6. The automated data analysis method for integrated circuit chip performance testing according to claim 1, characterized in that, The multi-dimensional test analysis report generated in step S5 includes at least the following: S51: Batch-level yield summary report: Displays the pass rate, yield trend and box plot comparison of different batches, wafers and sites; S52: Defect spectrum analysis and Pareto chart: Statistical analysis of failure test items and failure modes of failed chips, generating Pareto charts to identify the main causes of failure; S53: Parameter Distribution and Trend Chart: Displays the distribution histogram of key parameters and the trend line of changes over time / batch; S54: Interactive Visual Dashboard: Provides dashboards that support users to perform drill-down and roll-up analysis by batch, site, and time range.
7. The automated data analysis method for integrated circuit chip performance testing according to claim 1, characterized in that, The feedback optimization in step S6 includes: S61: Test procedure optimization recommendations: For systematic failure modes, it is recommended to adjust the test conditions, limit values or test order of specific test items; S62: Test Hardware Health Warning: Based on multi-site data consistency analysis and pin performance degradation trends, it warns of probe card contamination and load board channel attenuation issues; S63: Production process parameter linkage: Associate the abnormal parameter clusters analyzed from the test data with the parameters of the front-end manufacturing equipment (such as photolithography and etching) to provide the MES system with process optimization directions.
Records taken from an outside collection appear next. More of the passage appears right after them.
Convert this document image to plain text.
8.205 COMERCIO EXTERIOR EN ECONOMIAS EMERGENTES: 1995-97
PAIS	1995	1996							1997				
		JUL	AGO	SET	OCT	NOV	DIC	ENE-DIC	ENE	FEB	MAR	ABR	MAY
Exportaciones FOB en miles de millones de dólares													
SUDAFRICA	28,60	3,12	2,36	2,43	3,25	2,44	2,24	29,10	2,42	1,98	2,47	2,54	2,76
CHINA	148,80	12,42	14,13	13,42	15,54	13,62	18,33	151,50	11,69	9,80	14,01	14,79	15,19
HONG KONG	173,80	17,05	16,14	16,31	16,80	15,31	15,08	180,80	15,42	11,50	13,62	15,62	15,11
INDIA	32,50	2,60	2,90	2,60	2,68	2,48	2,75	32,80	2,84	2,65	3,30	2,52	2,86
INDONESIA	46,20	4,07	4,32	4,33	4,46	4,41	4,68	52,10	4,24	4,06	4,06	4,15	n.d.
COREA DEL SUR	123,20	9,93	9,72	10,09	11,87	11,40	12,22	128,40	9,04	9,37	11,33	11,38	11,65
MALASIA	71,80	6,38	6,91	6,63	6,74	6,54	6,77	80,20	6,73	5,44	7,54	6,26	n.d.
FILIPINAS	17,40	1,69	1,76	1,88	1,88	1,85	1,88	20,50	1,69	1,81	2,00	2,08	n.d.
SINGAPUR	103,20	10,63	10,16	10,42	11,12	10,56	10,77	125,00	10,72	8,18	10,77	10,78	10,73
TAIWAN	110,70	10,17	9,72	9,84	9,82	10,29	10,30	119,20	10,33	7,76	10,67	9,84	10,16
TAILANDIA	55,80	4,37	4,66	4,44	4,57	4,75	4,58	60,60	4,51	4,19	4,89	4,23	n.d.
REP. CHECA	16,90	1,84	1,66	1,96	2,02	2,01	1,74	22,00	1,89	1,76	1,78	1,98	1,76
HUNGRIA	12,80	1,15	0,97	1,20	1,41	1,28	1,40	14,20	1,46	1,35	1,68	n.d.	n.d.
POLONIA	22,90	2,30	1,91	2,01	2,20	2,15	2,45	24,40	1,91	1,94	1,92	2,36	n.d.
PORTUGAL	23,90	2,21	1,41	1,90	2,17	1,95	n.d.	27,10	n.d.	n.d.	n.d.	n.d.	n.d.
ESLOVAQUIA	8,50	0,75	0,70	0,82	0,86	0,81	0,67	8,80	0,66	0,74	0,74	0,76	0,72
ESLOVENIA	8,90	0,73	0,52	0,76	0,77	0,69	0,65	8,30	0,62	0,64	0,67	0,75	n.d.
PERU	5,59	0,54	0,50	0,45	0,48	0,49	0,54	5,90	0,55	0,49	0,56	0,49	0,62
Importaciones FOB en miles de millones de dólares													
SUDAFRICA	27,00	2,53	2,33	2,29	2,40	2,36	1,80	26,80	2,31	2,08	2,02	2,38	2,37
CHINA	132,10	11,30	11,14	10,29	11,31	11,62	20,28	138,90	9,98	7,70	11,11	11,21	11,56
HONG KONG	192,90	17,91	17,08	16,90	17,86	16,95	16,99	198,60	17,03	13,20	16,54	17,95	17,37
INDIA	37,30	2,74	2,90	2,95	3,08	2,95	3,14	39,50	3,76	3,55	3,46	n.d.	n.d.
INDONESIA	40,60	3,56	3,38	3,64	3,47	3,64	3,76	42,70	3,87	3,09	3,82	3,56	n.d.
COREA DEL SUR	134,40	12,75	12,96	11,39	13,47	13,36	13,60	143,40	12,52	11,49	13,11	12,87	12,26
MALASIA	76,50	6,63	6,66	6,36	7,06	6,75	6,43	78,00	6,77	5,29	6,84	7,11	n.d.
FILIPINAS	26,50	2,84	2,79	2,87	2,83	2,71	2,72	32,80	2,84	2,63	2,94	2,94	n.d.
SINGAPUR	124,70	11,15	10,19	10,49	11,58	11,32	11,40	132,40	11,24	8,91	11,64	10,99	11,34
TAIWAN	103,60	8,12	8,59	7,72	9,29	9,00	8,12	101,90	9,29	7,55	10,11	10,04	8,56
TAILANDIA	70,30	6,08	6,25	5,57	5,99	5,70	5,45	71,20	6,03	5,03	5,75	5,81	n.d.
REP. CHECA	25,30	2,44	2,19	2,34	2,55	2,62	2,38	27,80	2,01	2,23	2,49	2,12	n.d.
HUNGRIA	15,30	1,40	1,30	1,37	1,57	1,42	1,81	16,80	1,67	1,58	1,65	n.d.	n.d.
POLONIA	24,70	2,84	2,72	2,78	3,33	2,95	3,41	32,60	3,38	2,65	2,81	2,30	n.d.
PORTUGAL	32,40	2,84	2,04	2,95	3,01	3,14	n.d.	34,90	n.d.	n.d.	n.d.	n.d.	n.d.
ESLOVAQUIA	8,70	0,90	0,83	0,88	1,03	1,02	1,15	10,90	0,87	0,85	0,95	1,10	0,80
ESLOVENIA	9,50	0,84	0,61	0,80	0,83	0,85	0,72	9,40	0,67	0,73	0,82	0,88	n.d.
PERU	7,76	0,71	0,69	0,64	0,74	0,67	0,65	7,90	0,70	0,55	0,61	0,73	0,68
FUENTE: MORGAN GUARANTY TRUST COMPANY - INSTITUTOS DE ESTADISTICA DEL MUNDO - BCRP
8. An automated data analysis system for integrated circuit chip performance testing, characterized in that, An automated data analysis method for implementing the integrated circuit chip performance testing method according to any one of claims 1-7, the system comprising: The data acquisition interface module is configured to acquire raw test data streams from automated test equipment (ATE) in real time or near real time. The data preprocessing engine is configured to perform multidimensional spatiotemporal alignment and standardization cleaning on the raw test data stream, and build a test dataset in a unified format. The intelligent analysis core module includes an adaptive threshold detection unit and a composite data analysis engine, configured to perform primary anomaly detection and deep data analysis; The report generation and visualization module is configured to generate multi-dimensional, interactive test analysis reports and visualization dashboards. The closed-loop feedback control module is configured to feed back optimization parameters to the ATE or MES system based on the analysis results.
9. A computer-readable storage medium having a computer program stored thereon, characterized in that, When the program is executed by the processor, it implements an automated data analysis method for integrated circuit chip performance testing as described in any one of claims 1-7.